We encourage ourselves to Think Big. But the Small is everything. The ancient grain that filled the granaries upon which Civilization itself was built literally depended on the bacteria of the Nitrogen Cycle. It is the lynch pin even now. No nitrogen fixation, no skyscrapers, no journey to the stars. Sterilize our gut bacteria, we die. Mitochondria which are the literal fuel cells of our being are the symbiotic gift of a virus. Syncytin—essential to the cell fusion from which the placental wall derives—the same. That which is Us thus depends on the Small, and we therefore speak of life in terms of its foundation, bottom up. But this is a terrestrial perspective.

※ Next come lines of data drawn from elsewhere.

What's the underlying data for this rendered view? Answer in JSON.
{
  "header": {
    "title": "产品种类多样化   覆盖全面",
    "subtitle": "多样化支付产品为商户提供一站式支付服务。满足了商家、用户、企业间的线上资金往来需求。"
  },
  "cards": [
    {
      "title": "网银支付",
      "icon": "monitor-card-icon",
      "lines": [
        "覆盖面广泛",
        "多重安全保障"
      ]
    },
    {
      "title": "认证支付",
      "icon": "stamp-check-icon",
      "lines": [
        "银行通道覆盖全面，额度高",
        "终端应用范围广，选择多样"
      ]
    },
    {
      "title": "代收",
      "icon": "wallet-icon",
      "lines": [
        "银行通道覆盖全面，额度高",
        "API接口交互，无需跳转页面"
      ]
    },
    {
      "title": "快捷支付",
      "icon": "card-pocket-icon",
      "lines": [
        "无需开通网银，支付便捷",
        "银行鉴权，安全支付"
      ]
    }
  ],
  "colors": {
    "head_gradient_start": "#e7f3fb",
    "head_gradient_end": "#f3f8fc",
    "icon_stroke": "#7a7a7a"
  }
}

And the ocean is a top-down affair.
Life on earth floats in the vanishingly small percentage of the water column penetrated by the light of the sun. Menhaden and the other fish we call forage fish “forage” the phytoplankton, zooplankton, and algae found at the top. What feeds the deeps filters down. And down. Krill, sardines, mackerel, and herring derived from this high light-born source are to the sea what wheat, rice, millet, buckwheat, and corn are to the land. Without the minnow-sized fishes? No big fish. No sea birds. Without krill? No blue whales. No penguins. Nor the leopard seals that feed on penguins. It is the ocean from which we came. If we bleed, lost volume can be restored by water and salt. We walk on land because our kidneys make it possible to take the ocean with us, to recycle it, to keep it clean. Our hearts simulate the action of wave and tide. The very oxygen that fills our lungs (that once were gills) is made, most of it, in that narrow sunlit slice of ocean.
Nature is infinitely interconnected, a fact that we cannot escape. Without life in the sea in a plentiful and healthy state, it is not the sea alone that is at risk.